HDL in humans: a complex system of proteins, each with its own unique size distribution, metabolism, and diet regulation

Abstract

Despite the fact that epidemiological studies have established that high levels of HDL- cholesterol are associated with a decreased risk of cardiovascular disease, therapies that raise HDL-cholesterol have failed to show beneficial effect in cardiovascular disease prevention. This led us to step away from the HDL-cholesterol-centric vision of HDL, and instead investigate the role of HDL proteins in regulating HDL function in humans in vivo and how these functions may be altered by diet.
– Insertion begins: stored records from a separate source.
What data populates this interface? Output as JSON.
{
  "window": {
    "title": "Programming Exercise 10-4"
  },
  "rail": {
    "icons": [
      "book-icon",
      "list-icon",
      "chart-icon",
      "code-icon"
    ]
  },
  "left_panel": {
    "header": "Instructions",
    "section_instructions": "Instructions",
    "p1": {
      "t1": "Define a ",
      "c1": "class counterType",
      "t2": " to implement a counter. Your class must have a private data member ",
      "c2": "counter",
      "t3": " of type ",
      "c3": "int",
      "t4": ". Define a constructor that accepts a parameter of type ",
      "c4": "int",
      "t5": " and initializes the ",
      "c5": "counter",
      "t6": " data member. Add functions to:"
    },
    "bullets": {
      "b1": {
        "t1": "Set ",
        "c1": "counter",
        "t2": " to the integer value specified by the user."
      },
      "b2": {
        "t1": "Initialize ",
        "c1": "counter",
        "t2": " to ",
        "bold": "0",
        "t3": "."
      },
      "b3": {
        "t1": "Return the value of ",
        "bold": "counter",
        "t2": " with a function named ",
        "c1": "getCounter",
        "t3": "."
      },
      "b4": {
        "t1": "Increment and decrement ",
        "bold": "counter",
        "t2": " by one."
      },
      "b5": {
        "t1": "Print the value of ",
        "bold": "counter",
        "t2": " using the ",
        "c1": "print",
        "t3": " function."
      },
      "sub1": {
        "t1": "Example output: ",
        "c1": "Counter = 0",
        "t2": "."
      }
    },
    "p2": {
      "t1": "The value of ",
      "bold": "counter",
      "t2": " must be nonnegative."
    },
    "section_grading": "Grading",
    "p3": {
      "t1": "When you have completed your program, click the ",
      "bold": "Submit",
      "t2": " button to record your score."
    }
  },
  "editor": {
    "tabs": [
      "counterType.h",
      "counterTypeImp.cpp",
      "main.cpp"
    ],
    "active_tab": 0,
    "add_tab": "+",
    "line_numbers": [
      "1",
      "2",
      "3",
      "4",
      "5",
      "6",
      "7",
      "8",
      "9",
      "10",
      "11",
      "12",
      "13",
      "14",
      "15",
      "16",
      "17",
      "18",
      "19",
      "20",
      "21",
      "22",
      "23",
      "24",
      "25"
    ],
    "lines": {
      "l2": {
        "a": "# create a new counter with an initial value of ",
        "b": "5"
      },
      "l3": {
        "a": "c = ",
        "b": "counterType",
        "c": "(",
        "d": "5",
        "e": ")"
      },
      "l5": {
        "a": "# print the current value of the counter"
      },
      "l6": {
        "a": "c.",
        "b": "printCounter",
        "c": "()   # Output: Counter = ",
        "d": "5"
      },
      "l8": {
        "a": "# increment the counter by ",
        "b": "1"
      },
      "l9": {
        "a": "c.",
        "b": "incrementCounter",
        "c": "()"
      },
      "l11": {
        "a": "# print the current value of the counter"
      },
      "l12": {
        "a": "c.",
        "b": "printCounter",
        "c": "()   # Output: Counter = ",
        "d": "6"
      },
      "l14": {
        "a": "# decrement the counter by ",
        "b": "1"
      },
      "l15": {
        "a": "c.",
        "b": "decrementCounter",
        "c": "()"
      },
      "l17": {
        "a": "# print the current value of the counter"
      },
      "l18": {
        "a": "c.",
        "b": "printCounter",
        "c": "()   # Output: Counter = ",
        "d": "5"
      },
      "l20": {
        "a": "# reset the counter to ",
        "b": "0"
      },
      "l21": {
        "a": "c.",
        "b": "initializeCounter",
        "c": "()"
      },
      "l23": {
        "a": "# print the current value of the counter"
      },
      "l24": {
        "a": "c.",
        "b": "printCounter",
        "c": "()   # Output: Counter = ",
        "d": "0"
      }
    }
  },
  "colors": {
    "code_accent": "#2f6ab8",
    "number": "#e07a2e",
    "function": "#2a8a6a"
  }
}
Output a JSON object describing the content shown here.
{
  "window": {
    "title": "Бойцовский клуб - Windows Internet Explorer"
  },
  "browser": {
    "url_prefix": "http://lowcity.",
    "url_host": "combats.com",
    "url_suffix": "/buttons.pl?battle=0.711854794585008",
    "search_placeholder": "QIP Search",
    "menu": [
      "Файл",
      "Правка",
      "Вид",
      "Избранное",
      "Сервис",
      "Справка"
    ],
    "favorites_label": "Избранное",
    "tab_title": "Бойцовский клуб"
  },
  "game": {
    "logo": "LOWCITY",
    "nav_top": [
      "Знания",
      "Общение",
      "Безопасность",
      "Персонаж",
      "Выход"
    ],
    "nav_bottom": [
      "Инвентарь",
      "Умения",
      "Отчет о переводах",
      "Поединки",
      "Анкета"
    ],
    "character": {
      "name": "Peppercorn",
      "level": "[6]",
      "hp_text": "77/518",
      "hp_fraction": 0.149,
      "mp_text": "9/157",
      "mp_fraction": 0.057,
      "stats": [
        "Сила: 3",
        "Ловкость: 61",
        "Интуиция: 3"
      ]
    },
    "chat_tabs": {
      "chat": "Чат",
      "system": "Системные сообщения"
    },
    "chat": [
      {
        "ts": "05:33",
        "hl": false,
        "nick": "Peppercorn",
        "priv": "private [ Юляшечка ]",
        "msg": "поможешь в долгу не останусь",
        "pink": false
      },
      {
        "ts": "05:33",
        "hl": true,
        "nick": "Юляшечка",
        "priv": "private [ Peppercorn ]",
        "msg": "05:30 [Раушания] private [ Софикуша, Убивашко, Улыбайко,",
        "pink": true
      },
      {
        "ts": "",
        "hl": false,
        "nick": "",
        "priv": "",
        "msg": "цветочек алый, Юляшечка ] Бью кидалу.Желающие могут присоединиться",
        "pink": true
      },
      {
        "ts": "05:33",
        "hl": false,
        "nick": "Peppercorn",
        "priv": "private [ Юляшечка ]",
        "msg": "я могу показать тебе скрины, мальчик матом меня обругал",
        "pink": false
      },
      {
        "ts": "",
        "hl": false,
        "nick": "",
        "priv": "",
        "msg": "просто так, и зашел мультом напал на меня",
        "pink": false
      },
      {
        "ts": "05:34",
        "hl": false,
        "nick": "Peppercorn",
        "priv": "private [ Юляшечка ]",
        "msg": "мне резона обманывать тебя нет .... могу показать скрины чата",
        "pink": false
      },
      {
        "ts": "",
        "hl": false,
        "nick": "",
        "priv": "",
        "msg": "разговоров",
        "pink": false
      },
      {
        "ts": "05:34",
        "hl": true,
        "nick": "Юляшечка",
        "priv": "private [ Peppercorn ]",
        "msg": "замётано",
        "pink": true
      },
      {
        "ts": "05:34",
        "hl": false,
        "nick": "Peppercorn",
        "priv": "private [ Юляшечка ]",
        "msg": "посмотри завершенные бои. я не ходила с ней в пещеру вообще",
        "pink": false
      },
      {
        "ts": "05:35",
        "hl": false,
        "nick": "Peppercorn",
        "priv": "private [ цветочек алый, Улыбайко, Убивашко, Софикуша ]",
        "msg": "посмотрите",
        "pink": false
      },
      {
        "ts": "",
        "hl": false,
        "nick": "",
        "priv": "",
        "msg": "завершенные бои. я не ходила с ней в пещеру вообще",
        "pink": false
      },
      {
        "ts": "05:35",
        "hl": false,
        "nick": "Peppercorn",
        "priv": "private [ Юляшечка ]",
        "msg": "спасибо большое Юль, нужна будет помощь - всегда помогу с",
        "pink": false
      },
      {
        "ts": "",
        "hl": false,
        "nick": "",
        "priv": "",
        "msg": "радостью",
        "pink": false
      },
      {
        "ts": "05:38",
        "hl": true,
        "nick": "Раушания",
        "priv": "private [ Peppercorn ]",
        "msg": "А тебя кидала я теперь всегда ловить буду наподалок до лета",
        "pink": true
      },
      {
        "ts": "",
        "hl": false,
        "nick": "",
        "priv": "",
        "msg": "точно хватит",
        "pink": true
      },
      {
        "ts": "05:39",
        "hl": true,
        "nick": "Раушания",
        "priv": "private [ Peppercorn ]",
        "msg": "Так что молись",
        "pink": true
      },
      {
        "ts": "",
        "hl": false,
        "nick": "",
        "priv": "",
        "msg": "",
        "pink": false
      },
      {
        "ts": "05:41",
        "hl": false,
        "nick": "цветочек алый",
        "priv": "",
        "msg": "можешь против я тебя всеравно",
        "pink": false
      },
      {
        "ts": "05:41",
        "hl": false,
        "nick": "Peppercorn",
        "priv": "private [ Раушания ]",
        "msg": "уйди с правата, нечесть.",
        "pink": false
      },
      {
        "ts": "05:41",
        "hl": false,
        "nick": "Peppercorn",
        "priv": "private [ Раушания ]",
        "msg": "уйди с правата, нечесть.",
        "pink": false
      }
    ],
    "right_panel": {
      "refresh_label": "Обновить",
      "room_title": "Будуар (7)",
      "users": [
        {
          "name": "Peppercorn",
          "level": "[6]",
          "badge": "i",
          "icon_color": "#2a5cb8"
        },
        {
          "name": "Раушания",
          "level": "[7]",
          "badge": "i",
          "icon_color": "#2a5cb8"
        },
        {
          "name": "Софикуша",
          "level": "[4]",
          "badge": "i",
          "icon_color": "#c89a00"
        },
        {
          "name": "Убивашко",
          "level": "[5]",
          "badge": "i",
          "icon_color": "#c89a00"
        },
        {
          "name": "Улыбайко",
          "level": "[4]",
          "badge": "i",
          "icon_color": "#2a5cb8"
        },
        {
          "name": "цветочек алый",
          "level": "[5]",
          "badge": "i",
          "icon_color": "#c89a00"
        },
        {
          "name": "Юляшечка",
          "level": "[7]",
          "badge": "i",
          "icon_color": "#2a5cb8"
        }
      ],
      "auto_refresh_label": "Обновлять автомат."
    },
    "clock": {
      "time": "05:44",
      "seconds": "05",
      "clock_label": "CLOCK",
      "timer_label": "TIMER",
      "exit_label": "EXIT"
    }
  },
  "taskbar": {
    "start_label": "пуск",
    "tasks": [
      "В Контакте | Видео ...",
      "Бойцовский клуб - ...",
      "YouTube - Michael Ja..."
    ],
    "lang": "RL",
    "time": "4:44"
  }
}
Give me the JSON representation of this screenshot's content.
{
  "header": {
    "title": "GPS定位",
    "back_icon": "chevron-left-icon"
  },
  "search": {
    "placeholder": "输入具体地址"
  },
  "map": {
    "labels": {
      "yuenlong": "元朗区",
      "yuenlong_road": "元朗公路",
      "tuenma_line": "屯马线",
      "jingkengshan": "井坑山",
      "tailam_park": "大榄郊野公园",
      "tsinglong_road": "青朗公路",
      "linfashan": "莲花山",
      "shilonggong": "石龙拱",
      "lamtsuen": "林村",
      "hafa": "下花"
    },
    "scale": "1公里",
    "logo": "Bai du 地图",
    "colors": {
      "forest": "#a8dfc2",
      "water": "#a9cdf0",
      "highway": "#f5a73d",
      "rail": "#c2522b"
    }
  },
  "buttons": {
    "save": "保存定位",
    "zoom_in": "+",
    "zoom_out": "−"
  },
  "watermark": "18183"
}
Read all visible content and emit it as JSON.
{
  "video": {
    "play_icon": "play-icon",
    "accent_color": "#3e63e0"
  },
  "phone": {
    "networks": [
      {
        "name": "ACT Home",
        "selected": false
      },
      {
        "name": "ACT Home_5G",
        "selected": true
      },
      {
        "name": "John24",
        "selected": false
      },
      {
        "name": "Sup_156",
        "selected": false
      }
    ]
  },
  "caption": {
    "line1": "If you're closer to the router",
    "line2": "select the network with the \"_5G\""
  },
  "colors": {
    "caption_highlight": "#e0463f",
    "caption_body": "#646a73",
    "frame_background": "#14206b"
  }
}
Participants with low HDL-cholesterol and who were overweight or obese were placed on a controlled diet high in monounsaturated fat or carbohydrate. After each diet period, participants were infused with a stable isotope tracer. Blood was collected and tracer was followed for 70 hours. We isolated HDL by its primary protein apolipoprotein (Apo) A1, and separated HDL into 5 sizes. We determined the distribution of the HDL proteome across the 5 HDL sizes, and developed a targeted mass spectrometry method to quantify tracer in multiple HDL proteins simultaneously. The proteins monitored included ApoA1, ApoA2, ApoA4, ApoC3, ApoE, ApoJ, ApoL1, ApoM, and LCAT. Compartmental modeling was used to determine protein metabolic rates. We identified 97 HDL proteins that were shared by >50% of participants. These proteins each had a unique distribution across HDL sizes, and proteins with similar functions tended to localize on the same HDL size. Compartmental analysis showed that the 9 HDL proteins were directly secreted into plasma, and circulate within their specific size until removed from circulation. Dietary fat and carbohydrate did not alter the HDL proteome’s size-specific architecture or metabolic structure. Nonetheless, carbohydrate, when replacing fat, increased the metabolic rates of several proteins on specific HDL sizes. This study demonstrates that HDL in humans is composed of a complex system of proteins, each with its own unique size distribution, metabolism, and diet regulation. The metabolism of HDL proteins within a given size range, taken together with the unique proteome composition, suggest that HDL’s multiple biological functions may be orchestrated by several size and protein-based subspecies. The carbohydrate-induced hypermetabolic state of HDL proteins may indicate a mechanism by which carbohydrate decreases the cardioprotective properties of HDL.